Santiago Gamboa
Santiago Gamboa (born 1965) is a Colombian writer.[1]
Biography
Born at Bogotá, he studied literature at the Javerian University of Bogotá. He travelled to Spain where he remained until 1990 and graduated in Hispanic Philology at the University of Alcalá de Henares. He then moved to Paris, where he studied Cuban Literature at the Sorbonne.
He made his debut as a novelist with Páginas de vuelta (1995), a work which established him as one of the most innovative voices of the new Colombian narrative; later he wrote Perder es cuestión de método (1997), which was internationally acclaimed, and has been translated into Italian, French, Greek, Portuguese, Czech and German, and about which a film is now being made, and Vida feliz de un joven llamado Esteban (2000), a novel which has added to his international prestige. He is the author of the travel book Octubre en Pekín (2001).
In 2009, Gamboa published Necropolis, an acclaimed novel that won that year'sLa Otra Orilla Literary Prize. In 2012, Europa Editions published a translation of this novel into English by Howard Curtis [ISBN 9781609450731].
As a journalist, he has been a contributor to the Latin American Service of Radio France International in Paris, a correspondent of El Tiempo of Bogotá, and columnist on the magazine Cromos. He is now resident in Rome.
Works
- 1995 Páginas de vuelta, novel.
- 1997 Perder es cuestión de método, novel.

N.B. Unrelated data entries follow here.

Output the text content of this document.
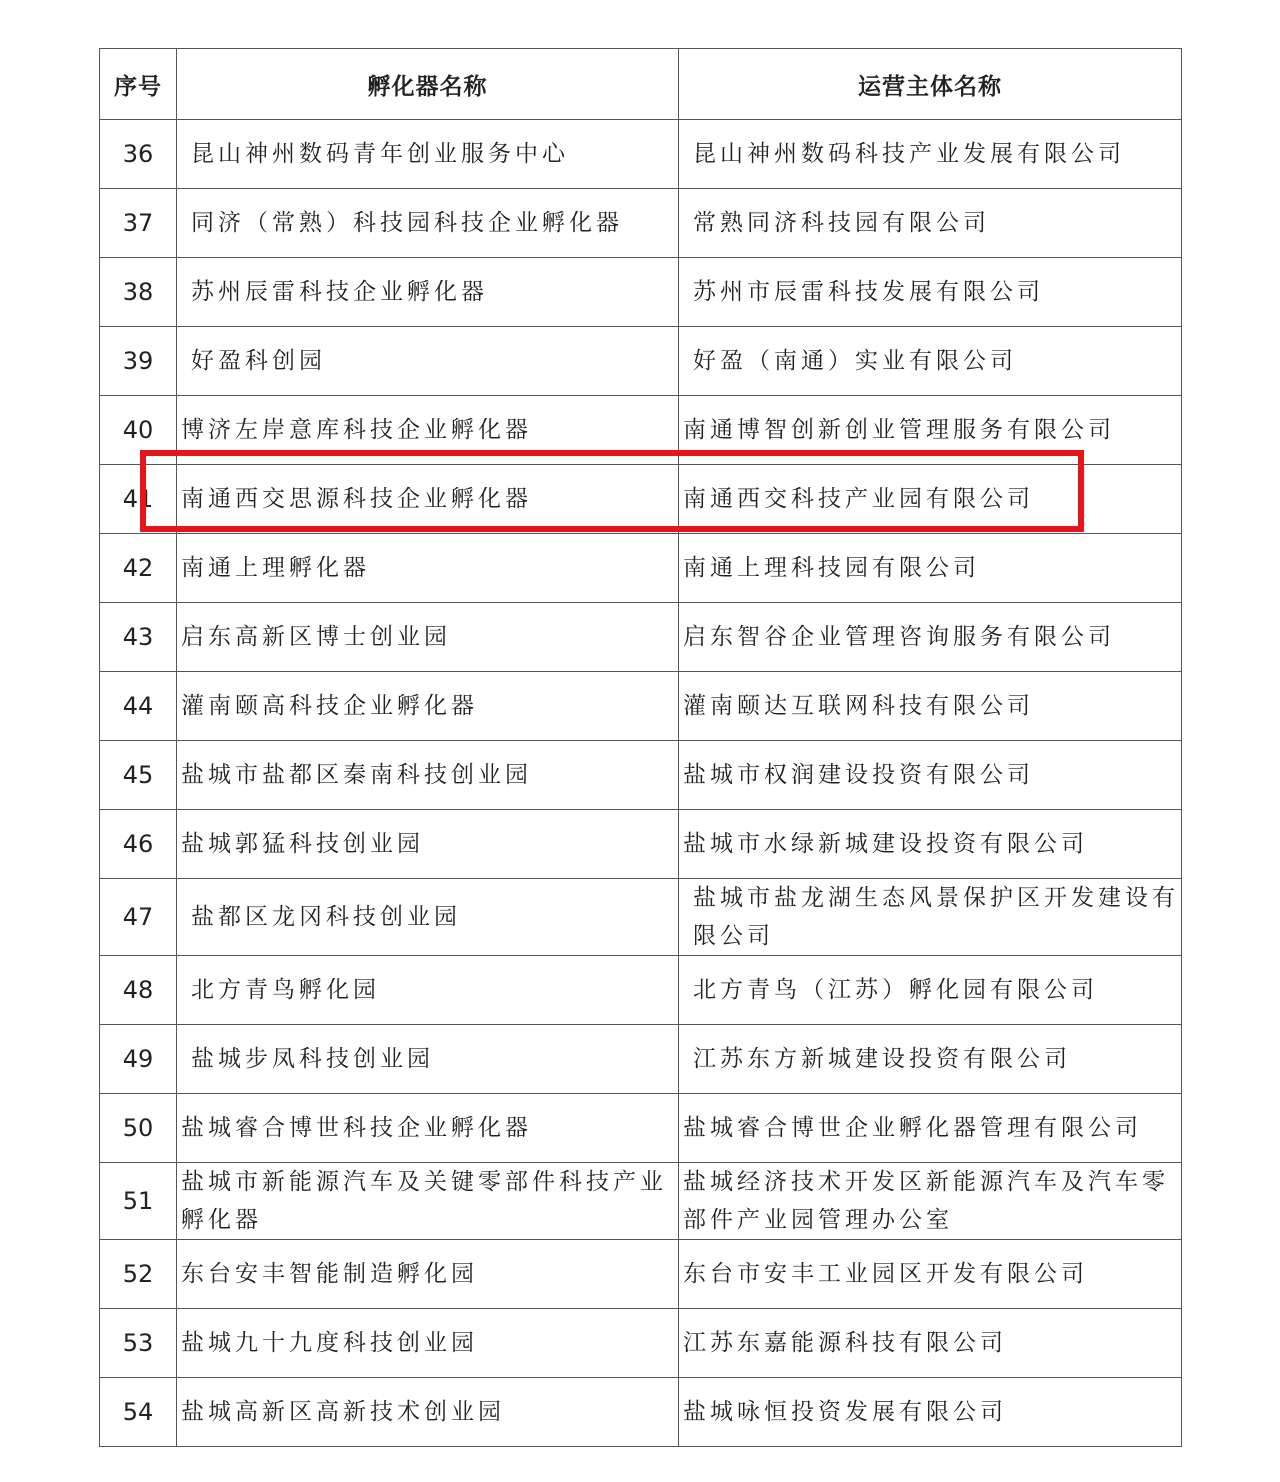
序号	孵化器名称	运营主体名称
36	昆山神州数码青年创业服务中心	昆山神州数码科技产业发展有限公司
37	同济（常熟）科技园科技企业孵化器	常熟同济科技园有限公司
38	苏州辰雷科技企业孵化器	苏州市辰雷科技发展有限公司
39	好盈科创园	好盈（南通）实业有限公司
40	博济左岸意库科技企业孵化器	南通博智创新创业管理服务有限公司
41	南通西交思源科技企业孵化器	南通西交科技产业园有限公司
42	南通上理孵化器	南通上理科技园有限公司
43	启东高新区博士创业园	启东智谷企业管理咨询服务有限公司
44	灌南颐高科技企业孵化器	灌南颐达互联网科技有限公司
45	盐城市盐都区秦南科技创业园	盐城市权润建设投资有限公司
46	盐城郭猛科技创业园	盐城市水绿新城建设投资有限公司
47	盐都区龙冈科技创业园	盐城市盐龙湖生态风景保护区开发建设有限公司
48	北方青鸟孵化园	北方青鸟（江苏）孵化园有限公司
49	盐城步凤科技创业园	江苏东方新城建设投资有限公司
50	盐城睿合博世科技企业孵化器	盐城睿合博世企业孵化器管理有限公司
51	盐城市新能源汽车及关键零部件科技产业孵化器	盐城经济技术开发区新能源汽车及汽车零部件产业园管理办公室
52	东台安丰智能制造孵化园	东台市安丰工业园区开发有限公司
53	盐城九十九度科技创业园	江苏东嘉能源科技有限公司
54	盐城高新区高新技术创业园	盐城咏恒投资发展有限公司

- 2000 Vida feliz de un joven llamado Esteban.
- 2001 Los impostores, novel.
- 2002 Octubre en Pekín, travel book.
- 2004 El cerco de Bogotá.
- 2005 El síndrome de Ulises
- 2008 Hotel Pekin, short novel
- 2009 Necrópolis, novel.
- 2012 Plegarias nocturnas, novel.
References
- ↑ Craig-Odders, Renée W.; Collins, Jacky; Close, Glen Steven (January 2006). Hispanic and Luso-Brazilian detective fiction: essays on the género negro tradition. McFarland. pp. 151–. ISBN 978-0-7864-2426-9. Retrieved 17 June 2011.